Le troisième objectif de ce texte est de nous donner les moyens d’assurer la fermeture des centrales à charbon en accompagnant les territoires et les salariés concernés. Le Président de la République en a pris l’engagement. C’est un choix fort pour le climat. Ces quatre centrales émettent près de 10 millions de tonnes de CO2 par an, soit à peu près l’équivalent de 4 millions de véhicules thermiques. L’article 3 du texte donne au Gouvernement l’assise juridique nécessaire pour procéder à la fermeture effective des centrales, en permettant à l’autorité administrative de plafonner leur durée de fonctionnement. Depuis dix mois, nous mettons tout en place pour nous donner les moyens juridiques, humains et territoriaux pour réussir cette mutation industrielle et accompagner les territoires et les salariés concernés. Notre objectif est de signer les projets de territoire sur les quatre territoires touchés avec les élus, les parties prenantes et les acteurs économiques d’ici à la fin de l’année 2019.
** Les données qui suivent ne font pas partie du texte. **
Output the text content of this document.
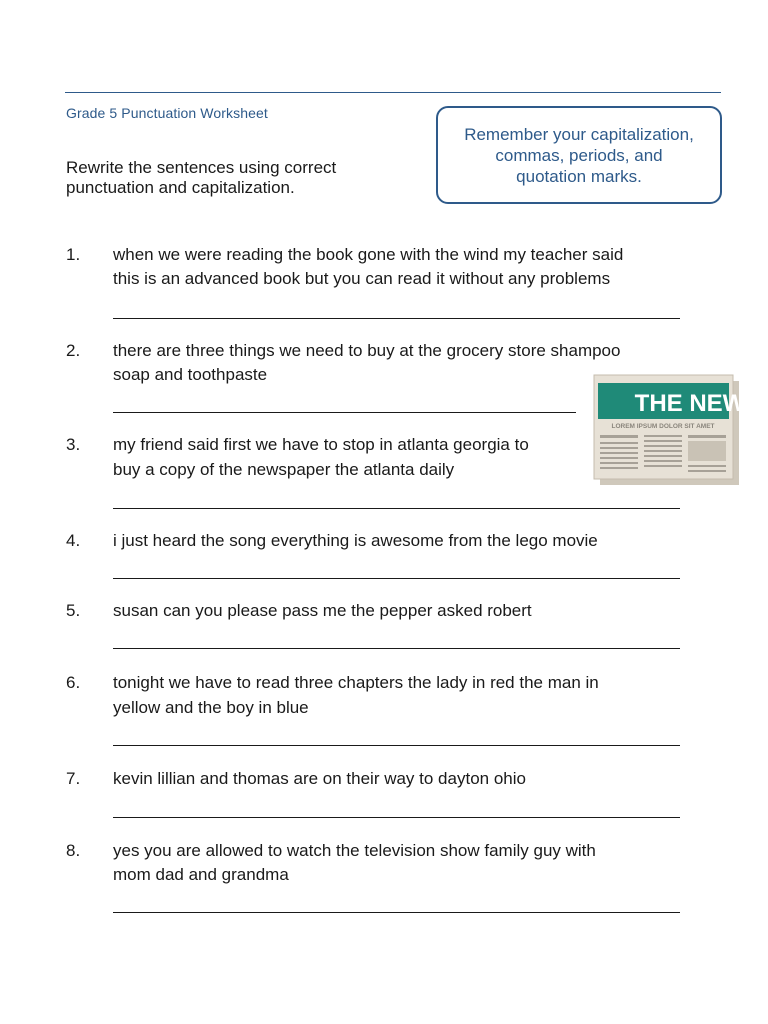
Grade 5 Punctuation Worksheet
Rewrite the sentences using correct
punctuation and capitalization.
Remember your capitalization,
commas, periods, and
quotation marks.
1. when we were reading the book gone with the wind my teacher said
this is an advanced book but you can read it without any problems
2. there are three things we need to buy at the grocery store shampoo
soap and toothpaste
3. my friend said first we have to stop in atlanta georgia to
buy a copy of the newspaper the atlanta daily
4. i just heard the song everything is awesome from the lego movie
5. susan can you please pass me the pepper asked robert
6. tonight we have to read three chapters the lady in red the man in
yellow and the boy in blue
7. kevin lillian and thomas are on their way to dayton ohio
8. yes you are allowed to watch the television show family guy with
mom dad and grandma
THE NEWS
LOREM IPSUM DOLOR SIT AMET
Enfin, le quatrième objectif est de régler des problèmes trop longtemps restés en suspens.

En matière d’autorité environnementale, l’insécurité juridique qui demeurait jusqu’alors favorisait les contentieux et fragilisait les petits projets d’énergies renouvelables, notamment solaires. L’article 4 doit permettre de sécuriser le cadre juridique de l’évaluation environnementale, afin de faciliter la concrétisation des projets en revenant au système en vigueur jusqu’alors.
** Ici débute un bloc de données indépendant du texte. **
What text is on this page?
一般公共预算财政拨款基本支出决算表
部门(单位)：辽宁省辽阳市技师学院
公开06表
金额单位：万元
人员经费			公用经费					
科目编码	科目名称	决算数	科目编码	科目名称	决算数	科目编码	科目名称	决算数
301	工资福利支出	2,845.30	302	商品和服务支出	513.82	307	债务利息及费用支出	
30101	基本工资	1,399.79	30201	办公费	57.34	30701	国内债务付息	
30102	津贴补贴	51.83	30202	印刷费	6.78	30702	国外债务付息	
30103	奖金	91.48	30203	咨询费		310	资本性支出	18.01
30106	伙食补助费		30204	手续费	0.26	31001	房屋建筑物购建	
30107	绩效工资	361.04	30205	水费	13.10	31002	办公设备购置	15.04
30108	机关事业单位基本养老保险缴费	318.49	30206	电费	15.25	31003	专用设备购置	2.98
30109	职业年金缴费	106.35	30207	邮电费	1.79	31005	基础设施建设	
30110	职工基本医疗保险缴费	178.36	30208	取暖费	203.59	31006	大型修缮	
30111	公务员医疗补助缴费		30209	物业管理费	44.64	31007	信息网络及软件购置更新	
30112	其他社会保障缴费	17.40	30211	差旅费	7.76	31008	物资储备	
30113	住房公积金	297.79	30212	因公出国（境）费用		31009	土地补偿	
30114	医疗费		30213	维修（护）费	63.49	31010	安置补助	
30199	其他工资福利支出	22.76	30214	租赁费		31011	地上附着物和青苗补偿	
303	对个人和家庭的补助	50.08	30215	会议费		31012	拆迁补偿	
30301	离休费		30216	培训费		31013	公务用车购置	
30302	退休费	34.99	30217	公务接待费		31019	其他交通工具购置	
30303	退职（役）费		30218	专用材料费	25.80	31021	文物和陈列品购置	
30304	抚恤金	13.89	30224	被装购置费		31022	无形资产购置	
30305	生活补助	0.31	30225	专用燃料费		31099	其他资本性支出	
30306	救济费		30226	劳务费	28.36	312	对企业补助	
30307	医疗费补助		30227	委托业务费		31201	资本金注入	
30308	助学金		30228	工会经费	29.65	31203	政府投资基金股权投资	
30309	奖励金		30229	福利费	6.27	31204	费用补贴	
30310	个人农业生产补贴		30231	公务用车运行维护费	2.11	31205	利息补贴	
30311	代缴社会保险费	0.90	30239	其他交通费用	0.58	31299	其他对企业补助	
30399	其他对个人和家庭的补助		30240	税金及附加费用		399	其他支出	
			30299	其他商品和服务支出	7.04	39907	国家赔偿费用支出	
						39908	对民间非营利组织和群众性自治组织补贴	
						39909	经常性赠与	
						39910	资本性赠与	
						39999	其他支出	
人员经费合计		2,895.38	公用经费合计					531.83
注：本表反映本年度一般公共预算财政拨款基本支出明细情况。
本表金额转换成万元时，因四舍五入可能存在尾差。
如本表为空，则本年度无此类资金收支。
Des dispositions ont été adoptées à l’Assemblée nationale pour accélérer plus encore le développement des énergies renouvelables, notamment le photovoltaïque. Je m’en réjouis, pour la transition énergétique, pour nos territoires et pour les entreprises qui en bénéficieront.

Sur les tarifs de l’électricité, le Gouvernement a pris des engagements forts devant les Français : geler les hausses en hiver et augmenter le montant du chèque énergie pour atténuer les effets des augmentations. Néanmoins, au sein du Gouvernement, nous ne pouvons pas nous résoudre à être spectateurs d’un mode de calcul invariable. C’est pourquoi le projet de loi doit permettre de stabiliser les prix en relevant le plafond de l’Arenh à 150 térawattheures, ce qui permettra aux consommateurs français de profiter de la stabilité des prix du parc nucléaire.

Nous avons aussi fait procéder à une saisine rectificative du Conseil d’État pour que les éléments de la loi Pacte concernant les tarifs régulés du gaz et de l’électricité puissent être adoptés dans le cadre de ce projet de loi.

Le projet de loi a déjà été et continuera d’être enrichi par les débats parlementaires. Le travail fourni par les parlementaires le montre, les élus partagent le constat de l’urgence que je dressais voilà quelques instants. Ceux-ci ont souhaité l’inscrire au cœur même du texte, qui a été profondément enrichi à l’Assemblée nationale comme en commissions au Sénat ; jusqu’ici, plus de 378 amendements ont été adoptés.

Je sais que les parlementaires aspirent à être pleinement associés à la politique énergétique. C’est légitime, et j’y souscris. Le principe d’une loi de programmation quinquennale pour le climat répond à cette attente. Cette loi vous sera présentée à la prochaine échéance de la PPE, en 2023. Tous les cinq ans, le Parlement aura les moyens de s’assurer de la réussite de la transition énergétique et d’en fixer les prochaines étapes. C’est une évolution significative par rapport à la loi de 2015. En bref, le texte qui vous est présenté aujourd’hui sera l’occasion de renforcer l’implication et le travail du Parlement, afin que celui-ci joue pleinement son rôle dans la transition écologique.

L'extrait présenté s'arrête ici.